The RustFund crowdfunding model is designed so that the creator can only withdraw contributed SOL after the campaign succeeds — meaning the funding goal has been reached and the deadline has passed. This is the fundamental trust guarantee that protects contributors.
The withdraw() function allows the creator to transfer fund.amount_raised lamports to their own wallet without any validation whatsoever. There is no check that the funding goal was met, no check that the deadline has passed, and no check on campaign status. The creator can drain all contributed funds immediately.
Likelihood: High
The creator is the sole authorized caller of withdraw() (enforced by has_one = creator). No on-chain validation occurs on goal achievement or deadline status — the function body is a straight transfer with zero guards.

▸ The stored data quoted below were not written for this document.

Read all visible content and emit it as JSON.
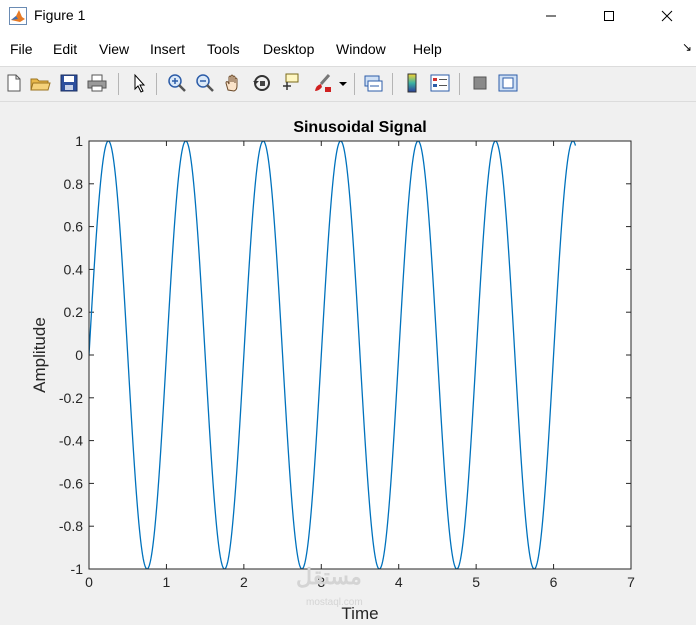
{
  "window": {
    "title": "Figure 1"
  },
  "menu": [
    "File",
    "Edit",
    "View",
    "Insert",
    "Tools",
    "Desktop",
    "Window",
    "Help"
  ],
  "toolbar_icons": [
    "new-figure-icon",
    "open-file-icon",
    "save-icon",
    "print-icon",
    "edit-plot-arrow-icon",
    "zoom-in-icon",
    "zoom-out-icon",
    "pan-hand-icon",
    "rotate-3d-icon",
    "data-cursor-icon",
    "brush-icon",
    "link-plot-icon",
    "colorbar-icon",
    "legend-icon",
    "hide-plot-tools-icon",
    "show-plot-tools-icon"
  ],
  "watermark": {
    "text": "مستقل",
    "sub": "mostaql.com"
  },
  "chart_data": {
    "type": "line",
    "title": "Sinusoidal Signal",
    "xlabel": "Time",
    "ylabel": "Amplitude",
    "xlim": [
      0,
      7
    ],
    "ylim": [
      -1,
      1
    ],
    "xticks": [
      0,
      1,
      2,
      3,
      4,
      5,
      6,
      7
    ],
    "yticks": [
      -1,
      -0.8,
      -0.6,
      -0.4,
      -0.2,
      0,
      0.2,
      0.4,
      0.6,
      0.8,
      1
    ],
    "grid": false,
    "series": [
      {
        "color": "#0072bd",
        "x_range": [
          0,
          6.283
        ],
        "frequency": 1,
        "amplitude": 1,
        "expression": "y = sin(2*pi*f*t)"
      }
    ]
  }
}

Combined with H-01 (refunds always return 0), the creator faces zero consequences — contributors have no recourse and no recovery mechanism.
Impact: High
All contributed SOL is transferred to the creator in a single transaction. This is a direct rug-pull vector enabling complete theft of contributor funds.
The platform's core crowdfunding invariant is violated: contributors who deposited SOL trusting the refund mechanism lose 100% of their funds with no on-chain path to recovery.
Severity: High
A creator creates a fund with a 100 SOL goal and a deadline 1 year away. A contributor deposits 5 SOL — only 5% of the goal. The creator immediately calls withdraw() and receives all 5 SOL.
Add goal achievement and deadline passage checks before allowing withdrawal.